Oriented thermal conductive and dimensionally stable phase change composite for hot-side thermal management of thermoelectric coolers

Abstract

This paper reports a novel high-performance phase change composite (PCC) featuring anisotropic high heat conduction ability and dimensionally stable properties for the hot-side thermal management of thermoelectric coolers. This composite is developed by employing paraffin as the phase change material and expanded graphite/phase change polymer (EG/PCP) binary networks as the supporting skeleton. The obtained paraffin/EG/PCP composite demonstrates an axial thermal conductivity of 2.62–6.11 W·m−1·K−1 and an even higher radial conductivity of 2.93–12.99 W·m−1·K−1 because the graphite sheets in the EG are aligned along the radial direction. The axial size of the composite presents a dimensionless increment of less than 0.0179 when the temperature increases from 25 to 80 °C, whereas the value for the radial size is 0.00284. The latent heat of the as-prepared composite reaches a relatively high level (128–175 kJ·kg−1) when the paraffin content is only 50–70 wt% because PCP in the composite also presents heat storage capability.
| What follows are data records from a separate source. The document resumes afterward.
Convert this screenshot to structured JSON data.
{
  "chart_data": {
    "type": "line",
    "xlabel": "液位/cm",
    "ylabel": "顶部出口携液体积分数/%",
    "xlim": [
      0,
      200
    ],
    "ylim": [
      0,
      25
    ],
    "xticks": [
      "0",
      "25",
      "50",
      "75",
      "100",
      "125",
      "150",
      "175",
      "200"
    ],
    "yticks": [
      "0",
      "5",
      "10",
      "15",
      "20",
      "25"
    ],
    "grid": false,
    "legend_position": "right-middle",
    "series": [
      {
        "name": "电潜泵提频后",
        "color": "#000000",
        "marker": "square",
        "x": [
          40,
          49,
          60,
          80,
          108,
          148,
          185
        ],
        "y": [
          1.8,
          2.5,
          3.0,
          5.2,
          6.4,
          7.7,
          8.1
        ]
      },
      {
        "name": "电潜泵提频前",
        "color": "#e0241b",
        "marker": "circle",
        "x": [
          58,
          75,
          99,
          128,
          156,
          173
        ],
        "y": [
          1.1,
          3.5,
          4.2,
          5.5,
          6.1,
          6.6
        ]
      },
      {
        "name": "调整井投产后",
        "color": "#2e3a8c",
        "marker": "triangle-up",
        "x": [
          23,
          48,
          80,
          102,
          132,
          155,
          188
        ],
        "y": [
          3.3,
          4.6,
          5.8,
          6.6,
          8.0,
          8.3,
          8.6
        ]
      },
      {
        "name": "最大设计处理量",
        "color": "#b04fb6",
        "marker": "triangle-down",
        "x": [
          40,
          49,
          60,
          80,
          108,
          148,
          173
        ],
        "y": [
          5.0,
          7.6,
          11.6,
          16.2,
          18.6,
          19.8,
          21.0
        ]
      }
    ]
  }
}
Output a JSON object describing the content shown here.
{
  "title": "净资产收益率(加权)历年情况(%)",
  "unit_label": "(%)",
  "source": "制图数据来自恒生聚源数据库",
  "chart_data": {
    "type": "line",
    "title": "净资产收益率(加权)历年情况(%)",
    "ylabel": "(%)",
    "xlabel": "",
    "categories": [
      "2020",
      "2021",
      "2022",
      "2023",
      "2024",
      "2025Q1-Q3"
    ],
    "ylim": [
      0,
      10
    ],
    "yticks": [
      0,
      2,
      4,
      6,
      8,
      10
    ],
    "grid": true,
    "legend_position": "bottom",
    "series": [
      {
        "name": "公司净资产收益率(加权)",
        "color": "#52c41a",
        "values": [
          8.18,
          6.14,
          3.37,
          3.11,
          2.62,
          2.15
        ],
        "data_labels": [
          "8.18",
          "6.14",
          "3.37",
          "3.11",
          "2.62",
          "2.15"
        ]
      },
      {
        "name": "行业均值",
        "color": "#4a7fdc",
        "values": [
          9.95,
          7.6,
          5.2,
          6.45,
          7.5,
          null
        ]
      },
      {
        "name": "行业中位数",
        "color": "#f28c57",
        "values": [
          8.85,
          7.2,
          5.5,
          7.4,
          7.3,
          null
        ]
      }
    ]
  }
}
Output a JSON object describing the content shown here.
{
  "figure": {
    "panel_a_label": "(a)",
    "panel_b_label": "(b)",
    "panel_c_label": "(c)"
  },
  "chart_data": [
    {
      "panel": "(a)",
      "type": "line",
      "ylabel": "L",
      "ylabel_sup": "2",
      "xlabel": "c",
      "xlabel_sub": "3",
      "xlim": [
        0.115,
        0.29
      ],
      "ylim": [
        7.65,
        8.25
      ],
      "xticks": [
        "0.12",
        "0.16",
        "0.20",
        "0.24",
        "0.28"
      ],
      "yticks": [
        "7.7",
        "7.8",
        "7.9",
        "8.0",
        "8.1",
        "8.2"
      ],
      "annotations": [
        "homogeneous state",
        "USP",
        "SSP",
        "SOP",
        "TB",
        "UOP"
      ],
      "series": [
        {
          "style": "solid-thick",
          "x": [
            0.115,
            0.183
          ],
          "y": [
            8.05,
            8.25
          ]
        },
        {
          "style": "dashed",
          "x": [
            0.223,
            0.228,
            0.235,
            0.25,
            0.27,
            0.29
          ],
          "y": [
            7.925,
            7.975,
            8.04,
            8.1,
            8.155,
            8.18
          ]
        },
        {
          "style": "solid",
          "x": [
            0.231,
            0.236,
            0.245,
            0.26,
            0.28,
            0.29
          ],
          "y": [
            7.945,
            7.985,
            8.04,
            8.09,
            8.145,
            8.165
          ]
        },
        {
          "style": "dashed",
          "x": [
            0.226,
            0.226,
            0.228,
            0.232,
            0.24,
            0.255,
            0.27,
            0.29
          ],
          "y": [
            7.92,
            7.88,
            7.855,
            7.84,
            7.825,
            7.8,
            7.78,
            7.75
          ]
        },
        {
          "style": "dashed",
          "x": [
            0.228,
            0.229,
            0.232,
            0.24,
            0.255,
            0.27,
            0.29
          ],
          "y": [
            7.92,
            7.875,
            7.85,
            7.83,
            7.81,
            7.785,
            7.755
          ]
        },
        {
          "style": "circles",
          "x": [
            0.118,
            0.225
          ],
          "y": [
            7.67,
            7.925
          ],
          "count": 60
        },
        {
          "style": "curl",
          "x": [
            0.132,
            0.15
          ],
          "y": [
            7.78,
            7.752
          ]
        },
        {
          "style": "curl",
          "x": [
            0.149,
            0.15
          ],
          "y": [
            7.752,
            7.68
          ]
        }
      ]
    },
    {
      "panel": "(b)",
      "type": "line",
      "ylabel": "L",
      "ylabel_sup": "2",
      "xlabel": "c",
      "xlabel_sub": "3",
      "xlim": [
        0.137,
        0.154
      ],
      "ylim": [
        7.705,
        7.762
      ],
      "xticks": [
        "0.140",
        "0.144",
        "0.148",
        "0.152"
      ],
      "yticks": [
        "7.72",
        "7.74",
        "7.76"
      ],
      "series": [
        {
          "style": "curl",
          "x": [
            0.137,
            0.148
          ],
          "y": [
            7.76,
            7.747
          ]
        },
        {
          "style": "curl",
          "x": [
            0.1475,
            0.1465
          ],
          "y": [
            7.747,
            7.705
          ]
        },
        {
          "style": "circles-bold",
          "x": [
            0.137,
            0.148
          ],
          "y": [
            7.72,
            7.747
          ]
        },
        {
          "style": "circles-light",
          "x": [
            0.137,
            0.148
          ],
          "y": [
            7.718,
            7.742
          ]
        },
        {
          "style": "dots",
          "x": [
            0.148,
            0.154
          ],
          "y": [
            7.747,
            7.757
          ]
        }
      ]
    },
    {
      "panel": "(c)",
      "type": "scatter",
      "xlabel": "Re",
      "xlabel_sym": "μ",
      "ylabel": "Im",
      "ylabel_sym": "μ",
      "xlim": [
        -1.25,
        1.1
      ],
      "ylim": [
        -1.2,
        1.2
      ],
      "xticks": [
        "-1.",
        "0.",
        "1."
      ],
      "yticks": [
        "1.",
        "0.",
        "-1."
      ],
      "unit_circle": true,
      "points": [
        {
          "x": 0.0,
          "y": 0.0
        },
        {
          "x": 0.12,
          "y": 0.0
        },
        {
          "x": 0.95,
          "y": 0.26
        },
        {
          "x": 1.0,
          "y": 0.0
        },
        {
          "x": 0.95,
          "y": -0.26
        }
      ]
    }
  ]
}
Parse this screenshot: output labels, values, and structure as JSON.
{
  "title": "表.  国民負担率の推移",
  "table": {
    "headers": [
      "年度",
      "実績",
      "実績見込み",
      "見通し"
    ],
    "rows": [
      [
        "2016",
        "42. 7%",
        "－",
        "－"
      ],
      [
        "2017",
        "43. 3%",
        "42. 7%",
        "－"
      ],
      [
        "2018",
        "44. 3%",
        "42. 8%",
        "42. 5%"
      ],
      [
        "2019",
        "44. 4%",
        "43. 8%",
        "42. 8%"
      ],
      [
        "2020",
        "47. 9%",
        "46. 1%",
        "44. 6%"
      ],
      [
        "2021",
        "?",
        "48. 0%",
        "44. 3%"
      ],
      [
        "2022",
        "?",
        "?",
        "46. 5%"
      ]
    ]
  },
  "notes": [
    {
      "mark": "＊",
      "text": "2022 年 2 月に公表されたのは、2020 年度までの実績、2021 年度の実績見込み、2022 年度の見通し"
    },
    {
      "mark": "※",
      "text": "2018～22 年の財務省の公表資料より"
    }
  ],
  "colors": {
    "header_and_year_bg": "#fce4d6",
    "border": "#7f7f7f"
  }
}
Application of this composite in a thermoelectric cooling system for hot-side passive thermal management leads to a 1.55 °C decrease in the minimum temperature of the cold side compared to using bare substrates on the hot side. The running period of the composite integrated-system with a coefficient of performance (COP) higher than 0.2 is more than twice length compared to the running period of the system with bare substrates. This study sheds light on the development of PCCs with good comprehensive properties, which are promising for use in the thermoelectric field.